Отлов прошел по намеченному плану, и Виктор Новиков заплатил Анканто столько денег, сколько тот не получал и за два месяца.
Медвежат погрузили в самолет, и они улетели в Москву.
Перед отъездом Виктор Новиков стал уговаривать Анканто приехать в Москву:
— Дорога — всего пятнадцать часов! Ну что тебе стоит? Посмотришь Московский зоопарк. Всех зверей мира увидишь!
Последнее запало крепко в память Анканто. Этими словами Виктор Новиков как бы осветил несознаваемую им самим мечту увидеть всех зверей земли сразу, в одном месте.
За многие годы Анканто накопил отпусков столько, что, вздумай он их использовать разом, пришлось бы ему находиться в отпуске года два, а то и три. Поэтому директор совхоза без разговоров выписал ему отпуск и только спросил, куда бы хотелось поехать Анканто.
— Есть путевки в Крым, на Черноморское побережье Кавказа, а если не хочешь уезжать далеко, на курорт Талая недалеко от Магадана.
— Мне только в Москву съездить, — сказал Анканто.
— Ну почему только в Москву? — со знанием дела сказал директор совхоза. — Можно на юг. Бархатный сезон начинается. Молодое вино и фрукты…
— Мне только зоопарк посмотреть, — упрямо повторил Анканто.
— Мало тебе тут зоопарка, — покровительственно проворчал директор и выписал Анканто отпускные, сумму довольно значительную, которую охотник получил в кассе без всякого трепета, ибо не питал к деньгам никаких чувств и не понимал других людей, которые придавали этим в общем-то нужным бумажкам такое большое значение.
Мыс Шмидта напомнил Анканто школьные годы и даже в сердце что-то защемило. Хорошие были годы. Каждый школьный день широко раздвигал мир, ощущение собственного непрекращающегося роста пугало его, и он часто видел себя в снах стоящим на краю бездны.
Отсюда самолеты летели прямо на Москву с посадками в Тикси и в Амдерме. Анканто купил билет и на следующий день сел на Ил-18.
Земля провалилась вниз. Анканто посмотрел в окошко и постарался увидеть остров. С морской стороны далеко виднелись открытая вода, белые пятнышки льдин, а ближе к кромке земли — четыре грузовых теплохода, стоящие на рейдовой разгрузке.

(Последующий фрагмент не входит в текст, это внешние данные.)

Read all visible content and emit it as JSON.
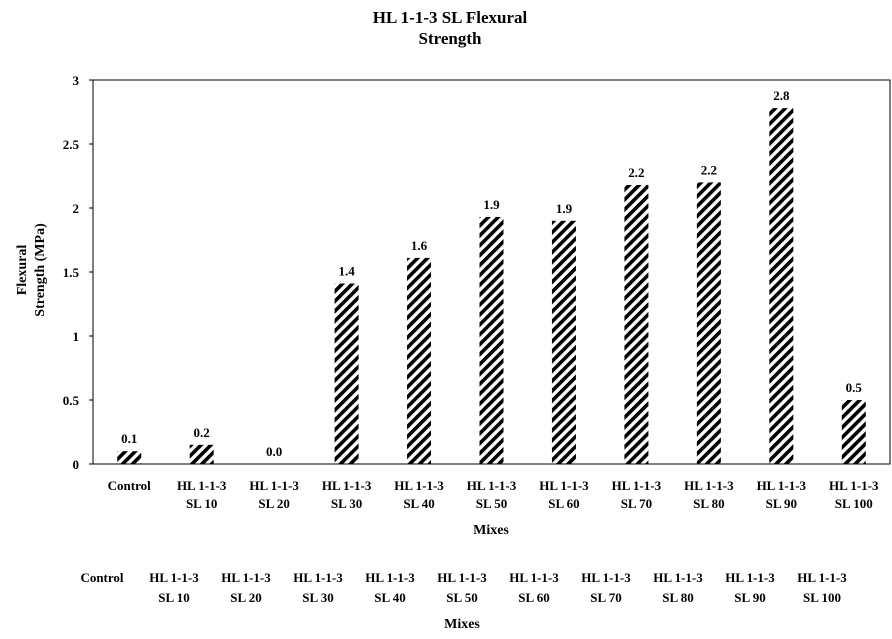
{
  "chart_data": {
    "type": "bar",
    "title": [
      "HL 1-1-3 SL Flexural",
      "Strength"
    ],
    "ylabel": [
      "Flexural",
      "Strength (MPa)"
    ],
    "xlabel": "Mixes",
    "ylim": [
      0,
      3
    ],
    "yticks": [
      "0",
      "0.5",
      "1",
      "1.5",
      "2",
      "2.5",
      "3"
    ],
    "grid": false,
    "legend": "none",
    "bar_pattern": "diagonal-hatch",
    "colors": {
      "bar": "#000000",
      "background": "#ffffff"
    },
    "categories": [
      [
        "Control",
        ""
      ],
      [
        "HL 1-1-3",
        "SL 10"
      ],
      [
        "HL 1-1-3",
        "SL 20"
      ],
      [
        "HL 1-1-3",
        "SL 30"
      ],
      [
        "HL 1-1-3",
        "SL 40"
      ],
      [
        "HL 1-1-3",
        "SL 50"
      ],
      [
        "HL 1-1-3",
        "SL 60"
      ],
      [
        "HL 1-1-3",
        "SL 70"
      ],
      [
        "HL 1-1-3",
        "SL 80"
      ],
      [
        "HL 1-1-3",
        "SL 90"
      ],
      [
        "HL 1-1-3",
        "SL 100"
      ]
    ],
    "values": [
      0.1,
      0.15,
      0.0,
      1.41,
      1.61,
      1.93,
      1.9,
      2.18,
      2.2,
      2.78,
      0.5
    ],
    "data_labels": [
      "0.1",
      "0.2",
      "0.0",
      "1.4",
      "1.6",
      "1.9",
      "1.9",
      "2.2",
      "2.2",
      "2.8",
      "0.5"
    ]
  },
  "footer": {
    "categories": [
      [
        "Control",
        ""
      ],
      [
        "HL 1-1-3",
        "SL 10"
      ],
      [
        "HL 1-1-3",
        "SL 20"
      ],
      [
        "HL 1-1-3",
        "SL 30"
      ],
      [
        "HL 1-1-3",
        "SL 40"
      ],
      [
        "HL 1-1-3",
        "SL 50"
      ],
      [
        "HL 1-1-3",
        "SL 60"
      ],
      [
        "HL 1-1-3",
        "SL 70"
      ],
      [
        "HL 1-1-3",
        "SL 80"
      ],
      [
        "HL 1-1-3",
        "SL 90"
      ],
      [
        "HL 1-1-3",
        "SL 100"
      ]
    ],
    "xlabel": "Mixes"
  }
}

Потом земля исчезла, а под самолетом протянулась серая пелена облаков, похожая на вату из старого интернатского матраса. Жаль, что так быстро исчез остров.
И Амдерма и Тикси были типичными северными поселками с такими же плохонькими и неустроенными аэропортами, как и по всей трассе. Хорошо хоть погода была отличная и нигде не пришлось задерживаться.
Анканто прямо из аэропорта позвонил Виктору Новикову. Биолог заорал, чтобы Анканто брал такси и ехал к нему, вдобавок выругал, что не дал телеграмму, а то бы он приехал его встречать.
— Ну что я, делегат какой, — смущенно пробормотал в трубку Анканто. — И так сам доберусь.
Он вышел на привокзальную площадь, увидел машину с зеленым огоньком и уверенно подошел к ней.
— В город, на Фестивальную улицу, — сказал он шоферу.
Анканто сидел рядом с шофером и с интересом наблюдал за цифрами, выскакивающими на счетчике. Перед отъездом он видел кинофильм «Три тополя на Плющихе». Там была женщина, которая тоже впервые приехала в столицу. Она жалела деньги, хотя их у нее и у ее мужа было, по всему видать, достаточно… Каждый километр — двадцать копеек. Разве это дорого? На собаках стоит дороже.
Когда везешь какого-нибудь командированного, то, если плату перевести на километраж, будет куда дороже, чем на такси.
Критом деревья, зелень, домики за заборами. Зачем огораживать дом? Зимой все равно навалит столько снегу, что никакой забор не отгородит дома. Да нет, здесь не бывает столько снегу, сколько на острове. Выйти бы из машины, потрогать руками живые деревья. Не растут они на острове и даже на мысе Шмидта. Только в западных районах Чукотки да в верховье Анадыря.
Величину города можно было представить по счетчику. Почти на три рубля ехали среди домов, это не считая окраин. Быстро промелькнул Кремль, знакомые издавна башни, красная кирпичная стена.
— Зоопарк отсюда далеко? — спросил Анканто.
— Да нет, — встрепенулся шофер. Он не ожидал такого вопроса от молчаливого пассажира. — Завернуть туда?
— А до Фестивальной еще далеко?
— Порядочно, — ответил шофер.
«Новиков будет обижаться», — подумал Анканто и попросил шофера ехать на Фестивальную.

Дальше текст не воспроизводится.